Meskipun, tentu saja tidak ada topik yang lebih sering dibicarakan daripada Jeno Lee.

Dan dari kelima gadis itu, mungkin yang paling obsesif adalah Shuhua. Ia lebih sering melakukan pendekatan-pendekatan langsung pada Jeno-sementara yang lainnya tidak pernah sama sekali-hanya saja, sepertinya Jeno tipe laki-laki yang pendiam dan tertutup, sehingga sulit bagi Shuhua untuk menembus pertahanannya. Meskipun demikian, Shuhua tidak pernah kehilangan semangat untuk tetap mendekati Jeno. Ia percaya, suatu saat nanti Jeno pasti akan bertekuk lutut padanya.

Jika teringat pada itu, Ryujin sering tertawa sendiri. Ia merasa Jeno sedikit banyak mirip dengannya, dalam hal pertahanan dan daya tariknya yang membuat lawan jenisnya terus-menerus mendekatinya. Kalau Jeno sih, Ryujin masih memaklumi dan mengerti mengapa hal tersebut bisa terjadi, sebab Jeno itu tampan luar biasa, dan juga pintar. Wajar saja ia menjadi lebih pemilih dan banyak gadis yang mengantri untuk jadi pacarnya.

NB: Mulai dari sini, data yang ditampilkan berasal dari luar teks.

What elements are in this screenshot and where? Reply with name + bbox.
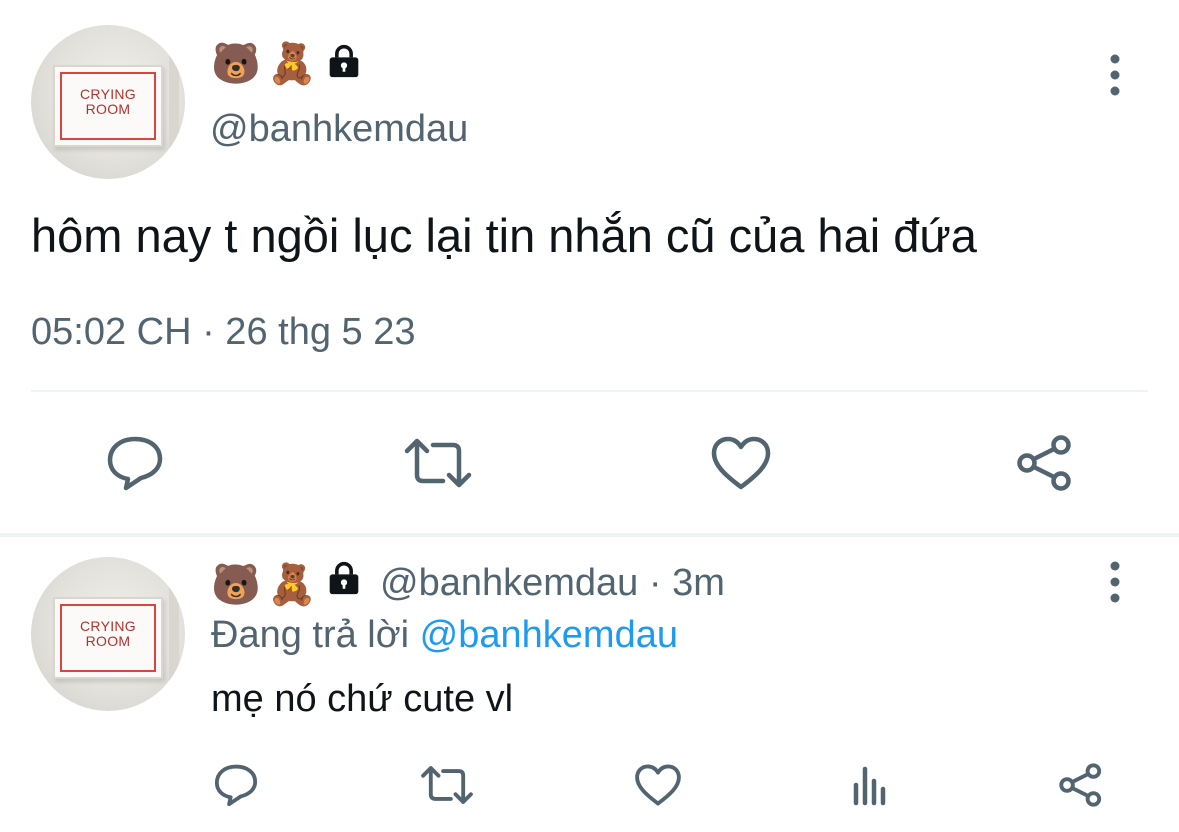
reply-text: mẹ nó chứ cute vl [211, 678, 514, 720]
divider [31, 390, 1148, 392]
avatar-sign-line2: ROOM [85, 633, 131, 649]
avatar-sign-line1: CRYING [80, 86, 136, 102]
lock-icon [329, 561, 359, 595]
avatar-wall-stripe [169, 25, 179, 179]
like-button[interactable] [632, 760, 684, 810]
retweet-icon [421, 766, 473, 804]
tweet-text: hôm nay t ngồi lục lại tin nhắn cũ của h… [31, 209, 977, 262]
views-button[interactable] [846, 760, 894, 810]
reply-avatar[interactable]: CRYING ROOM [31, 557, 185, 711]
retweet-icon [404, 438, 472, 488]
bear-face-emoji: 🐻 [211, 563, 261, 607]
reply-button[interactable] [210, 760, 262, 810]
retweet-button[interactable] [402, 432, 474, 494]
share-icon [1059, 763, 1102, 807]
avatar-crying-room-sign: CRYING ROOM [53, 65, 163, 147]
reply-button[interactable] [100, 432, 170, 494]
teddy-bear-emoji: 🧸 [267, 563, 317, 607]
views-icon [853, 766, 886, 806]
share-button[interactable] [1054, 760, 1108, 810]
retweet-button[interactable] [418, 760, 476, 810]
bear-face-emoji: 🐻 [211, 42, 261, 86]
more-options-icon[interactable] [1103, 53, 1127, 97]
main-tweet: CRYING ROOM 🐻 🧸 @banhkemdau hôm nay t ng… [0, 0, 1179, 533]
teddy-bear-emoji: 🧸 [267, 42, 317, 86]
reply-icon [107, 436, 163, 491]
avatar-sign-line2: ROOM [85, 101, 131, 117]
heart-icon [635, 764, 681, 806]
heart-icon [711, 436, 771, 490]
more-options-icon[interactable] [1103, 560, 1127, 604]
avatar-sign-line1: CRYING [80, 618, 136, 634]
tweet-timestamp[interactable]: 05:02 CH · 26 thg 5 23 [31, 311, 415, 354]
replying-mention-link[interactable]: @banhkemdau [420, 614, 678, 656]
avatar-wall-stripe [169, 557, 179, 711]
reply-handle-time[interactable]: @banhkemdau · 3m [380, 562, 725, 605]
replying-prefix: Đang trả lời [211, 614, 420, 656]
avatar[interactable]: CRYING ROOM [31, 25, 185, 179]
author-handle[interactable]: @banhkemdau [210, 108, 468, 151]
reply-icon [214, 764, 258, 807]
avatar-crying-room-sign: CRYING ROOM [53, 597, 163, 679]
replying-to: Đang trả lời @banhkemdau [211, 614, 678, 657]
share-button[interactable] [1010, 432, 1080, 494]
like-button[interactable] [706, 432, 776, 494]
share-icon [1017, 435, 1071, 491]
lock-icon [329, 44, 359, 78]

Shuhua Yeh juga bernasib sama. Banyak anak laki-laki yang berbondong-bondong ingin jadi pacarnya, sementara Shuhua tak pernah menerima mereka, karena satu-satunya yang paling ia inginkan sebagai pacar adalah Jeno Lee.

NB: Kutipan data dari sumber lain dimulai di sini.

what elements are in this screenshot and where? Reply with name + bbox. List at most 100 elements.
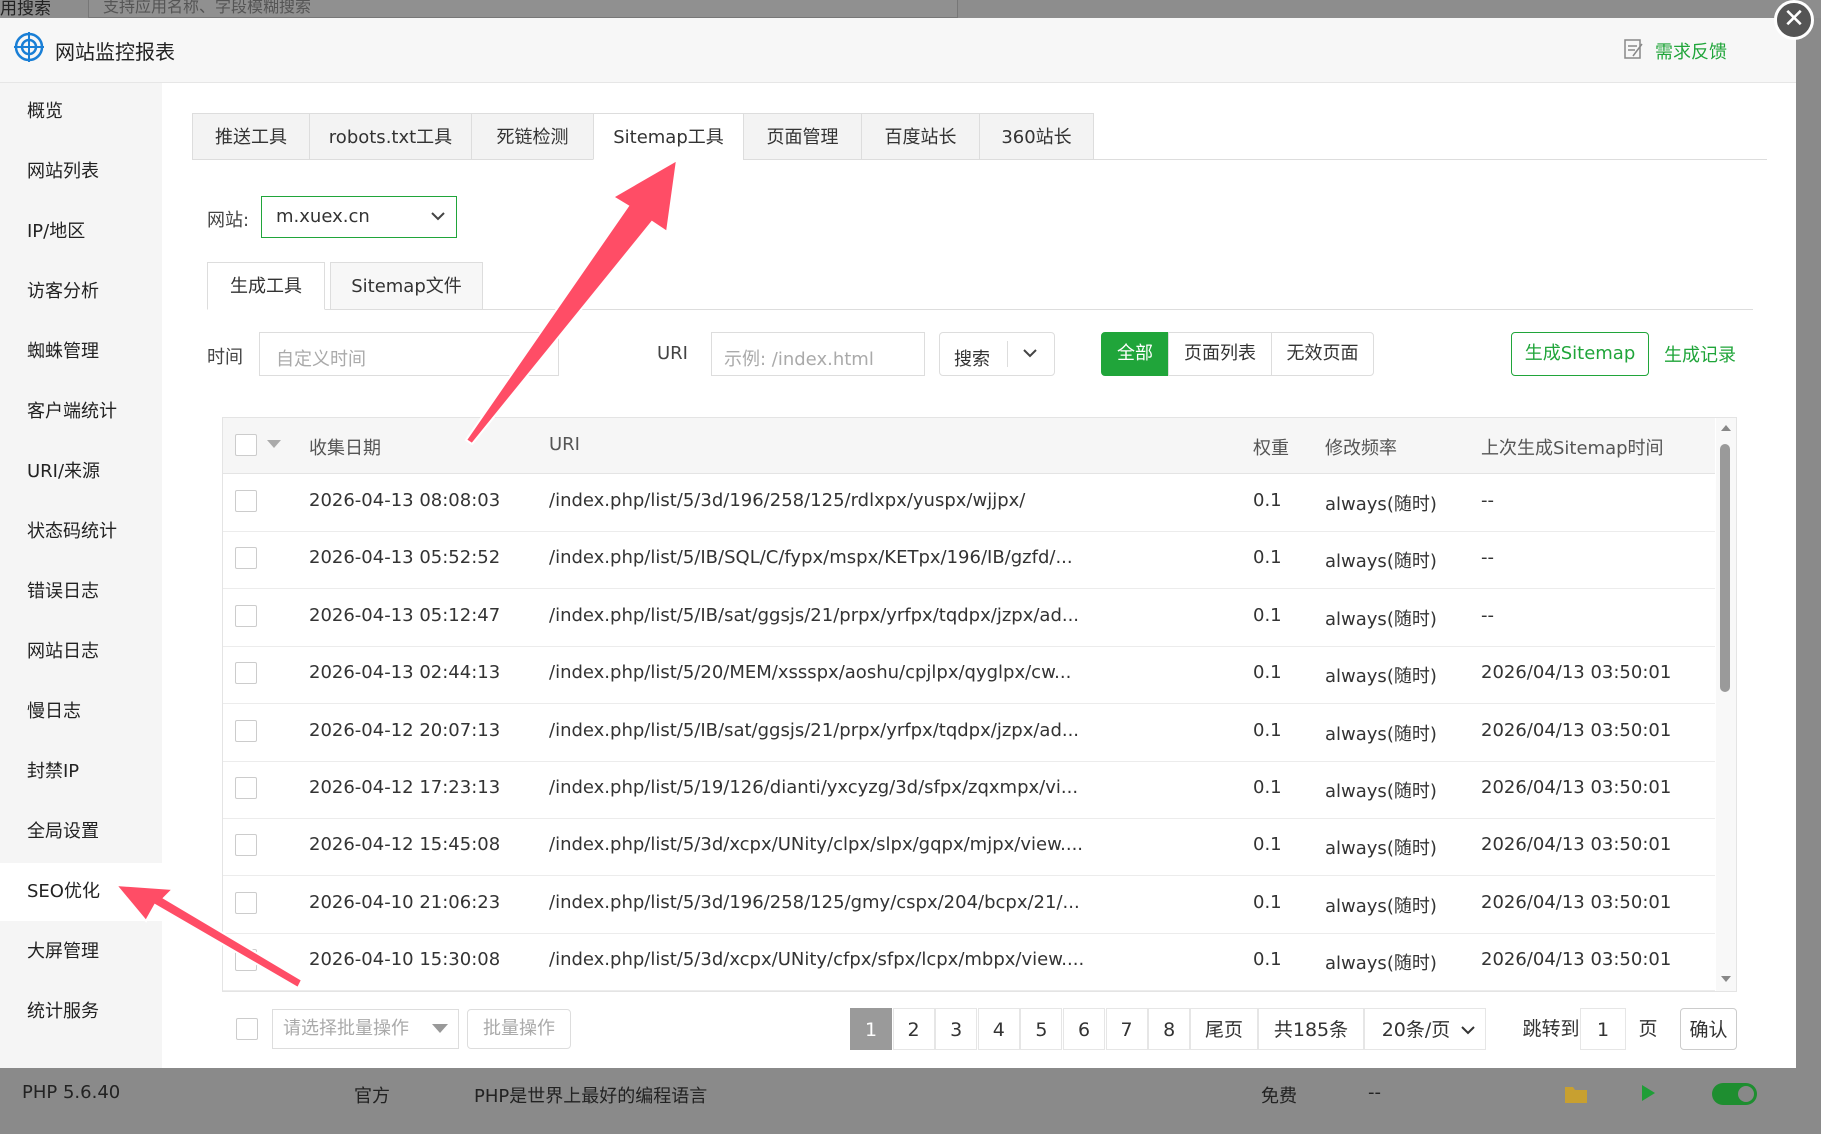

Akhirnya, Ryujin justru tak mengerti mengapa ia bisa disejajarkan dengan mereka berdua. Padahal, dari segi fisik ia menyadari kalau penampilannya sama sekali tidak menarik, apalagi dari segi intelektual-semua orang sudah tahu bagian paling memalukan dari keterbatasan otaknya. Ryujin-dan Yeji-pernah membuat sebuah hipotesa. Mungkin semua laki-laki di dunia yang pernah menyukainya telah terkena radiasi matahari yang merusak beberapa sel syaraf otak mereka. Akibatnya, mereka jadi tidak bisa membedakan yang mana gadis yang mengagumkan dan yang mana yang tak punya nilai pesona-alias Ryujin.

Tentu saja ini adalah pengecualian untuk Jeno dan Shuhua. Tak perlu sinar radiasi kosmik untuk membuat orang-orang di sekitar mereka menyadari betapa menawannya mereka. Mereka berdua adalah pasangan yang sempurna. Shuhua Yeh secantik bidadari dan Jeno Lee-harus diakuinya-benar-benar tampan. Hanya masalah waktu saja sampai akhirnya mereka menjadi sepasang kekasih yang saling mencintai.

Ryujin sendiri merestui perjodohan itu, karena biar bagaimana pun, mereka sangat cocok jika bersama-sama. Kalau mereka menikah dan punya anak, pasti anaknya akan terlihat luar biasa sempurna seperti ayah dan ibunya.

Tapi, ada satu hal yang masih mengganjal pikirannya.

Ia alergi pada Jeno.

Kalau Shuhua berpacaran dengan Jeno, bisa-bisa Ryujin jadi harus sering bertemu dengan anak laki-laki itu saat Shuhua mengajaknya berkenalan dengan geng The Lady Witches mereka. Apalagi, gadis itu paling tahu bagaimana cara mendramatisir kehidupannya seperti adegan telenovela. Gadis itu akan menempel dengan anak laki-laki ini sepanjang hari dan membicarakannya sepanjang waktu, dengan intensitas yang semakin menjadi-jadi.

Padahal-seperti yang diyakini Ryujin sekarang, pertemuan dengan Jeno dan pembicaraan tentang Jeno adalah hal-hal yang sangat ingin dihindarinya. Ia benar-benar tidak bisa dekat-dekat dengan laki-laki itu. Melihatnya dari kejauhan saja sudah membuatnya seperti mau mati. Apalagi kalau harus bertatap muka setiap hari.

Tapi-berhubung hal itu masih belum terjadi-Ryujin tidak mau ambil pusing. Hidupnya terlalu berharga untuk memusingkan hal-hal remeh semacam itu. Baginya, jauh lebih seru memikirkan bagaimana ia akan menikmati hari-harinya di Nimber hari-hari ini, karena semakin lama aktivitas-aktivitas di sekolah terasa semakin menyenangkan.

Ia sudah tidak sabar lagi ingin segera bergabung dengan klub sekolah favoritnya.